How homebuilders in Vancouver are adapting to a warming world
CBC
The two-storey family home with a classic design and wooden cladding blends in with its neighbours, but its thick, insulated walls, airtightness, solar panels, heat pump and highly efficient windows make it a home built for a warming world.
The home in Vancouver's Kitsilano neighbourhood generates more energy than it consumes and demonstrates how a highly efficient building is also more resilient to the effects of climate change, such as bouts of extreme heat, and smoke from wildfires that persisted well into this autumn in southwestern British Columbia.
The net-zero-certified home was built to standards beyond those of any building code in Canada. While they're changing, Canadian building codes have generally been developed to produce homes for cold climates rather than heat resiliency, said Chris Higgins, senior green building designer with the City of Vancouver.
"For so long in Canada, we've been focused on trying to keep warm," Higgins said. "Now, summers are getting hotter, and we're having to adapt."
The Kitsilano home and others like it show that some consumers and builders are taking adaptation into their own hands with design and materials fit for a new climate, with the added benefit of boosting efficiency and cutting energy costs.
But many existing properties, from single-family homes to condos in towering skyscrapers, will need upgrades to meet the challenge.
A prolonged heat wave that sent temperature records tumbling across British Columbia in June 2021 underscored the importance of climate-resilient housing.
A report by B.C.'s coroners service attributed more than 600 deaths that summer to record-breaking heat, finding most people died in homes that were ill-suited for temperatures that spiked into the high 30s and beyond for days without relief.

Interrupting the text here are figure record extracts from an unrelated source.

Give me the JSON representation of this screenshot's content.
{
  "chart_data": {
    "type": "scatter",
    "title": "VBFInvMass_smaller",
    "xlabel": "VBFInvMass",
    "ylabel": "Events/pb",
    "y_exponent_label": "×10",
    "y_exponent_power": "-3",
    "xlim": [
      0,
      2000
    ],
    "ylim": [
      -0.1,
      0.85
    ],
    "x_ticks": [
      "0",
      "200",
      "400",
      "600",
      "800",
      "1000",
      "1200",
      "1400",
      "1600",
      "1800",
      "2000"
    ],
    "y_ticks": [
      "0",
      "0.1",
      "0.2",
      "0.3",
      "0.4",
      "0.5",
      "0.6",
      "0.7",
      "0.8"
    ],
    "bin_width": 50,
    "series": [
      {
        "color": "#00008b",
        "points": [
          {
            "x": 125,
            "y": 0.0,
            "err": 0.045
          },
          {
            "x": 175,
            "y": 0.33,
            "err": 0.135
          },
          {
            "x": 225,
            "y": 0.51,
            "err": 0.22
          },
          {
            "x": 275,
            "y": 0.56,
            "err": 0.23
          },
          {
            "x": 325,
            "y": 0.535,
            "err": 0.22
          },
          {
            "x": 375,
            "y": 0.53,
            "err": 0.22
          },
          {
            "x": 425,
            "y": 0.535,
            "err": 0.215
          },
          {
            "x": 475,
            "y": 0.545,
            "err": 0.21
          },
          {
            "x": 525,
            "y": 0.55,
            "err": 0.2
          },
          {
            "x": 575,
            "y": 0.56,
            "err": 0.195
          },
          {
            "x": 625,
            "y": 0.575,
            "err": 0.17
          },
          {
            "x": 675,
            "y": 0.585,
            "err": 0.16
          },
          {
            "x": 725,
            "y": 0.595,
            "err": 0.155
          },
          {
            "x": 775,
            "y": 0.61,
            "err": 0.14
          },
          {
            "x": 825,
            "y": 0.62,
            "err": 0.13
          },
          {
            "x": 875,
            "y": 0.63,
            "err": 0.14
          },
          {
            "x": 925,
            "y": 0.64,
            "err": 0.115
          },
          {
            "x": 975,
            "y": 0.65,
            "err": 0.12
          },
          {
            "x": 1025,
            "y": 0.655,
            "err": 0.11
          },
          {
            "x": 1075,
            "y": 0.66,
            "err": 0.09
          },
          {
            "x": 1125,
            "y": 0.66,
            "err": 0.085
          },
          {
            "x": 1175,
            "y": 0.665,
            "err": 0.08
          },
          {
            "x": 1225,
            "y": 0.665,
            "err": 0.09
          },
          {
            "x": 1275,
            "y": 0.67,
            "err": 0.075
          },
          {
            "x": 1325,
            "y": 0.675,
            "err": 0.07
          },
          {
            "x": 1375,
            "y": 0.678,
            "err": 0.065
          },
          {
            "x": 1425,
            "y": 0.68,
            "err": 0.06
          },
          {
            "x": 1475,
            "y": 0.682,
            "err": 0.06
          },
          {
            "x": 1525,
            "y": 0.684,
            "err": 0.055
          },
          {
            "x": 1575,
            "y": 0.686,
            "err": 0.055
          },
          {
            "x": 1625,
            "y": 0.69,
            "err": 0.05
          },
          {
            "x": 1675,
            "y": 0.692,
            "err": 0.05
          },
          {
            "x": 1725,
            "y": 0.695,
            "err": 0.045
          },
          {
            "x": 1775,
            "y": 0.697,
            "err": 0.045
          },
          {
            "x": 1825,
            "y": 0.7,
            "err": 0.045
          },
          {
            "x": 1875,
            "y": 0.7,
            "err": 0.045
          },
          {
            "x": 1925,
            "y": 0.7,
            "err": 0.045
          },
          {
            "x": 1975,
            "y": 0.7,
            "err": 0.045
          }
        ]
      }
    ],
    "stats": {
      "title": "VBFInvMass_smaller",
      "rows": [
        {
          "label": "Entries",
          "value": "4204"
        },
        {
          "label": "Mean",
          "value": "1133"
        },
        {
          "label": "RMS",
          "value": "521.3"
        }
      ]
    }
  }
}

Standing outside the Kitsilano home, builder Paul Lilley explains why encasing it with insulation, ensuring it has a very high airtightness rating and installing highly efficient doors and windows mean the building loses heat more slowly in the winter and takes much longer to absorb heat in the summer than a standard one.
Those features also mean the home's mechanical requirements for heating, cooling and ventilation are much lower than a code-minimum building, said Lilley, principal and general manager at Kingdom Builders, which finished the home in 2021.
"As seasonal highs and lows get more extreme, this home is set up to handle that."
Several windows are shrouded by deciduous trees and foliage that lose leaves in the winter, allowing more sunlight in, while providing shading in the summer.
"Why build a code-minimum house now, and then (it's) an energy hog in 10 to 20 years?" Lilley added. "Whereas, if you build a house like this today, if you're going to sell it in 10 to 20 years, you've already got a house that meets the future standard."
The net-zero-certified home cost about five per cent more to build than a code-minimum counterpart would have, said Lilley, although it doesn't have a basement.